Just wondering, Have any of you....

Janna

New Member
Nope. Never.

I agree with Susie full heartedly, too. If the child's attitude is so severe there is no desire to change, no facility is going to change them.

Sorry.

Janna
 

Martie

Moderator
Sara,

What you did is as close to providing the kind of supervision a good 24/7 placement provides as any parent could. I lived for about 6 weeks as you describe and knew I couldn't do it. I was working and so was husband--with both of us trying to cover all the time for ex-difficult child. We could not do it, continue to live with another child, and keep our jobs. I admire your patience and fortitude.

Martie
 

KFld

New Member
My difficult child had the best results in a state rehab facility. He did relapse in between and went back himself for another 45 days, but I felt the program was the best he had been in and it gave him the tools to go back when he needed too. I really believe in the end though that no program is going to work unless they want it to. It doesn't matter how good, or bad the program, it's the attitude of the individual and if they want it to work.
 
O

OTE

Guest
in my humble opinion they have to want to, they have to have the skills (the point of forcing them into therapy) and they have to know there is no other choice (or the alternative is so awful/ unacceptable to them)... IF what they are doing is controllable. eg no one can control seizures or psychotic episodes. in my humble opinion it is much harder to determine how much of mania, anxiety disorder, depression, etc is controllable.

Yes, mental illness is documented pretty much back as far as it could be. But then, so was suicide and the other tragedies resulting from it. We have options to try today. But where the behavior is controllable vs not controllable is my concern.
 

Martie

Moderator
I think this is a fine line. Ex-difficult child did not WANT to go to egbs. Why should he have desired Tx? It was definitely all our fault--he believed that and his Goth crowd reinforced it...

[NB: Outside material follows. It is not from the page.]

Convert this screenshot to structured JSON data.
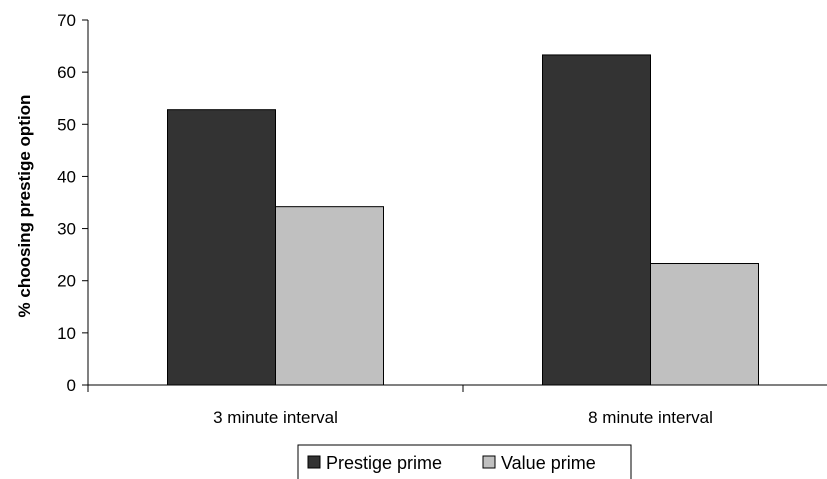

However, he was 14 and I could force him to be there. They could (gently) make him uncomfortable if he didn't participate. After a while, he began to feel better (depression lifted) and he thought it was for the best to be there and try to get his life together. He also knew it was a set program that he would leave upon completion--not an open ended "sentence"--so he had a target to work toward. At the beginning, I was afraid he would be kicked out as too severe, but after about 6 months, I knew it would work well enough that he would complete the program.

So in my opinion, the child has to try, but parents sometimes have to force the opp'thank you for Tx.

The younger the child, the better compelling Tx works which is why I think ex-difficult child's outcome was better than some of his peer group at egbs who were 16 or 17 at entry.